New models like Yuma’s, leveraging technology, adaptive learning software and timely, easily-actionable information on students’ performance, support classroom teachers and allow them to personalize student learning in powerful ways. Exceptional teachers have always found ways to personalize instruction, but with these supports their human capital is multiplied in ways that allow them to amplify the attention they give to individual students.
What such an approach can offer public schools more broadly has been the subject of much attention in recent years.
Across America, the average public school now spends $12,000 annually per student, bringing the total taxpayer investment to 5.4 percent of the nation’s GDP. But national measures of student outcomes, such as the National Assessment of Educational Progress, show that many students are not mastering key skills during the K-12 years. It is not clear that at its current levels of productivity, present spending levels will be sustainable.

Superintendent Darwin Stiffler works with his team to fine-tune their personalized learning model.
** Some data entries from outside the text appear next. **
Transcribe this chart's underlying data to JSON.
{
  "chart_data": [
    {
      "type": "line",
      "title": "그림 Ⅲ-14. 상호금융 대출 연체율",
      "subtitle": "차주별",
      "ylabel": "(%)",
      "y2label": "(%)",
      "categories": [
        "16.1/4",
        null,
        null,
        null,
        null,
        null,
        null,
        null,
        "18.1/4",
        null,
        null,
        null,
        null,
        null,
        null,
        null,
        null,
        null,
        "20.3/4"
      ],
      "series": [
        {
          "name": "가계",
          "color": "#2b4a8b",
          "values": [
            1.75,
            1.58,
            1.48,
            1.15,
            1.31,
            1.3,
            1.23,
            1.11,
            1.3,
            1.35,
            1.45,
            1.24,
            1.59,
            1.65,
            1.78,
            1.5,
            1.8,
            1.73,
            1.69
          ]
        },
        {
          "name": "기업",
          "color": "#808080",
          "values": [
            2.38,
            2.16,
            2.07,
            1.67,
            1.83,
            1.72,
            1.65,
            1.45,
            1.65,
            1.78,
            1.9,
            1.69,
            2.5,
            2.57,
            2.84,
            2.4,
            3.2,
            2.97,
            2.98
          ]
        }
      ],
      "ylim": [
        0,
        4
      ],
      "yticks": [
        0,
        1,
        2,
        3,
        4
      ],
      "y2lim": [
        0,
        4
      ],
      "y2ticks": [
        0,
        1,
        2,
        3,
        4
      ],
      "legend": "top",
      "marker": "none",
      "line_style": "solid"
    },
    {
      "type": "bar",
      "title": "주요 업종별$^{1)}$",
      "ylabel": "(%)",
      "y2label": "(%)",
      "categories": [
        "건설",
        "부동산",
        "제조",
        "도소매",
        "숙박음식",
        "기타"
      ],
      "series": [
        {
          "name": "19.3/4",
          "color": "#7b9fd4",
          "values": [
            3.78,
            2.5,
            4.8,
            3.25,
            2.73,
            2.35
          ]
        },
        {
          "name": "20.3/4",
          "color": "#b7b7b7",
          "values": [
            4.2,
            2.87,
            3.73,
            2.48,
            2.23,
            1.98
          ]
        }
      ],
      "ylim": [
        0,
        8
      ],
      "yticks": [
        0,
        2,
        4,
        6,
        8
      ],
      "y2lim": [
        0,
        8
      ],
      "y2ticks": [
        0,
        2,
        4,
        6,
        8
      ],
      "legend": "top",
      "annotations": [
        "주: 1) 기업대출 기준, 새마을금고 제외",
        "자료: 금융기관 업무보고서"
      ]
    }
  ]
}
The 2013 NAEP reading exam, for example, found that just over one in three eighth grade students scored “proficient” or higher in reading. That means that nearly two-thirds of these teenagers have not mastered foundational reading skills even after taxpayers have spent nearly $100,000, on average, on their elementary and middle school educations.
Other school systems are making exciting improvements to their schools by implementing more personalized learning using these kinds of technologies. For example, public schools in the District of Columbia are implementing schoolwide blended learning programs. In South Carolina, the Horry County School District, which includes Myrtle Beach, is also implementing similar reforms to use Personalized Digital Learning in school classrooms.
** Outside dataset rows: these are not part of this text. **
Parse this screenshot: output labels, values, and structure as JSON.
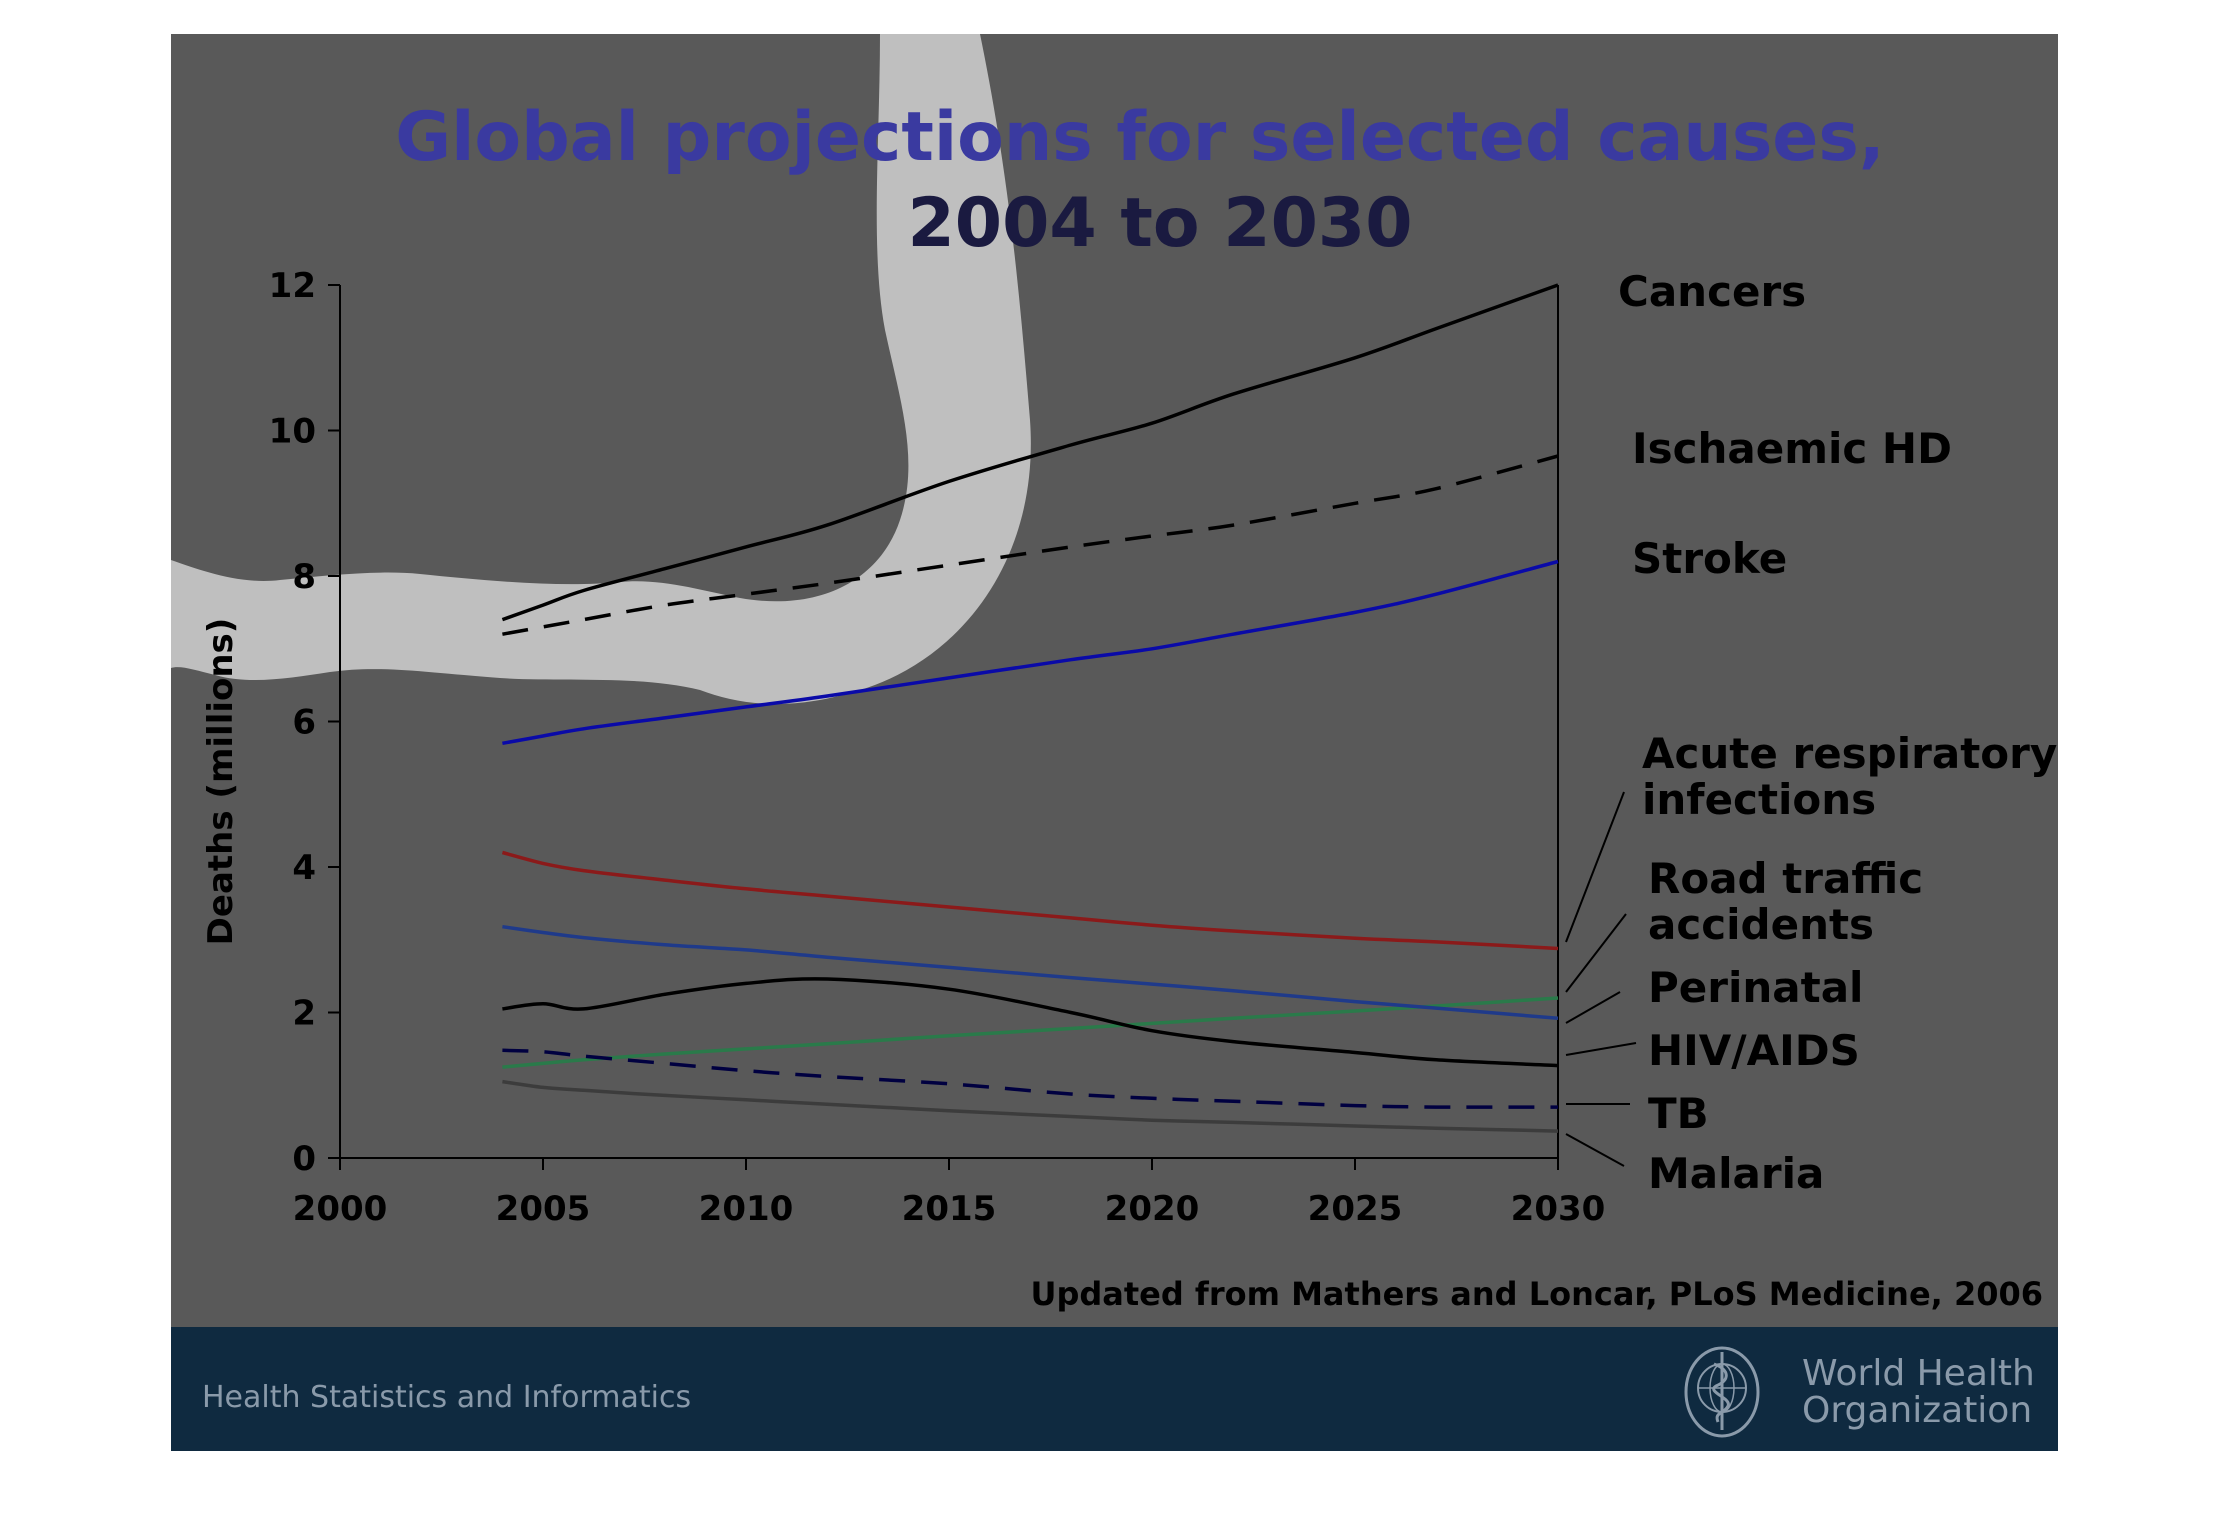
{
  "slide": {
    "title_line1": "Global projections for selected causes,",
    "title_line2": "2004 to 2030",
    "source": "Updated from Mathers and Loncar, PLoS Medicine, 2006",
    "footer_left": "Health Statistics and Informatics",
    "footer_org_line1": "World Health",
    "footer_org_line2": "Organization",
    "colors": {
      "title": "#3a3aa0",
      "background": "#595959",
      "footer_band": "#0f2a40",
      "footer_text": "#8a9aaa"
    }
  },
  "chart_data": {
    "type": "line",
    "title": "Global projections for selected causes, 2004 to 2030",
    "ylabel": "Deaths (millions)",
    "xlabel": "",
    "xlim": [
      2000,
      2030
    ],
    "ylim": [
      0,
      12
    ],
    "x_ticks": [
      "2000",
      "2005",
      "2010",
      "2015",
      "2020",
      "2025",
      "2030"
    ],
    "y_ticks": [
      "0",
      "2",
      "4",
      "6",
      "8",
      "10",
      "12"
    ],
    "grid": false,
    "legend": "right (direct labels)",
    "x": [
      2004,
      2005,
      2006,
      2008,
      2010,
      2012,
      2015,
      2018,
      2020,
      2022,
      2025,
      2027,
      2030
    ],
    "series": [
      {
        "name": "Cancers",
        "color": "#000000",
        "dash": "solid",
        "values": [
          7.4,
          7.6,
          7.8,
          8.1,
          8.4,
          8.7,
          9.3,
          9.8,
          10.1,
          10.5,
          11.0,
          11.4,
          12.0
        ]
      },
      {
        "name": "Ischaemic HD",
        "color": "#000000",
        "dash": "dashed",
        "values": [
          7.2,
          7.3,
          7.4,
          7.6,
          7.75,
          7.9,
          8.15,
          8.4,
          8.55,
          8.7,
          9.0,
          9.2,
          9.65
        ]
      },
      {
        "name": "Stroke",
        "color": "#0a0aa8",
        "dash": "solid",
        "values": [
          5.7,
          5.8,
          5.9,
          6.05,
          6.2,
          6.35,
          6.6,
          6.85,
          7.0,
          7.2,
          7.5,
          7.75,
          8.2
        ]
      },
      {
        "name": "Acute respiratory infections",
        "color": "#8b1a1a",
        "dash": "solid",
        "values": [
          4.2,
          4.05,
          3.95,
          3.82,
          3.7,
          3.6,
          3.45,
          3.3,
          3.2,
          3.12,
          3.02,
          2.97,
          2.88
        ]
      },
      {
        "name": "Road traffic accidents",
        "color": "#2a7a4a",
        "dash": "solid",
        "values": [
          1.25,
          1.3,
          1.35,
          1.43,
          1.5,
          1.57,
          1.68,
          1.78,
          1.85,
          1.92,
          2.02,
          2.09,
          2.2
        ]
      },
      {
        "name": "Perinatal",
        "color": "#1f3a8a",
        "dash": "solid",
        "values": [
          3.18,
          3.1,
          3.03,
          2.93,
          2.86,
          2.76,
          2.62,
          2.48,
          2.39,
          2.3,
          2.15,
          2.06,
          1.92
        ]
      },
      {
        "name": "HIV/AIDS",
        "color": "#000000",
        "dash": "solid",
        "values": [
          2.05,
          2.12,
          2.05,
          2.25,
          2.4,
          2.46,
          2.32,
          2.0,
          1.75,
          1.6,
          1.45,
          1.35,
          1.27
        ]
      },
      {
        "name": "TB",
        "color": "#000040",
        "dash": "dashed",
        "values": [
          1.48,
          1.46,
          1.4,
          1.3,
          1.2,
          1.12,
          1.02,
          0.88,
          0.82,
          0.78,
          0.72,
          0.7,
          0.7
        ]
      },
      {
        "name": "Malaria",
        "color": "#3c3c3c",
        "dash": "solid",
        "values": [
          1.05,
          0.97,
          0.93,
          0.86,
          0.8,
          0.74,
          0.65,
          0.57,
          0.52,
          0.49,
          0.44,
          0.41,
          0.37
        ]
      }
    ],
    "labels": [
      {
        "series": "Cancers",
        "lines": [
          "Cancers"
        ]
      },
      {
        "series": "Ischaemic HD",
        "lines": [
          "Ischaemic HD"
        ]
      },
      {
        "series": "Stroke",
        "lines": [
          "Stroke"
        ]
      },
      {
        "series": "Acute respiratory infections",
        "lines": [
          "Acute respiratory",
          "infections"
        ]
      },
      {
        "series": "Road traffic accidents",
        "lines": [
          "Road traffic",
          "accidents"
        ]
      },
      {
        "series": "Perinatal",
        "lines": [
          "Perinatal"
        ]
      },
      {
        "series": "HIV/AIDS",
        "lines": [
          "HIV/AIDS"
        ]
      },
      {
        "series": "TB",
        "lines": [
          "TB"
        ]
      },
      {
        "series": "Malaria",
        "lines": [
          "Malaria"
        ]
      }
    ]
  }
}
These changes, and particularly the significant reforms that are underway in Yuma, Arizona, are an example of what can happen when families have the power to choose their children’s schools and schools are required to innovate to attract students.
As Nobel Laureate economist Milton Friedman envisioned, allowing families to choose their children’s schools will encourage innovation throughout the public school system. By encouraging competition, and allowing schools to innovate to attract students, all schools will be encouraged to improve to provide all students with better educational opportunities. Effective schools of choice in this way offer benefits to all students, not just those exercising choice.
In Yuma, a promising model for teaching students was pioneered at a charter school has ultimately led to the traditional public school system undertaking a bold redesign to improve its instruction. This summer, Carpe Diem is adding a new elementary school campus that for the first time offers its personalized learning model to lower primary grades.
“Our new campus provides not only the technology but the classroom structure to individualize learning for students,” says Ogston. “It’s an exciting time for Yuma’s kids as our schools partner together to provide the best personalized learning opportunities possible.”
Millions of students nationwide stand to benefit if other schools and school districts follow Yuma’s example.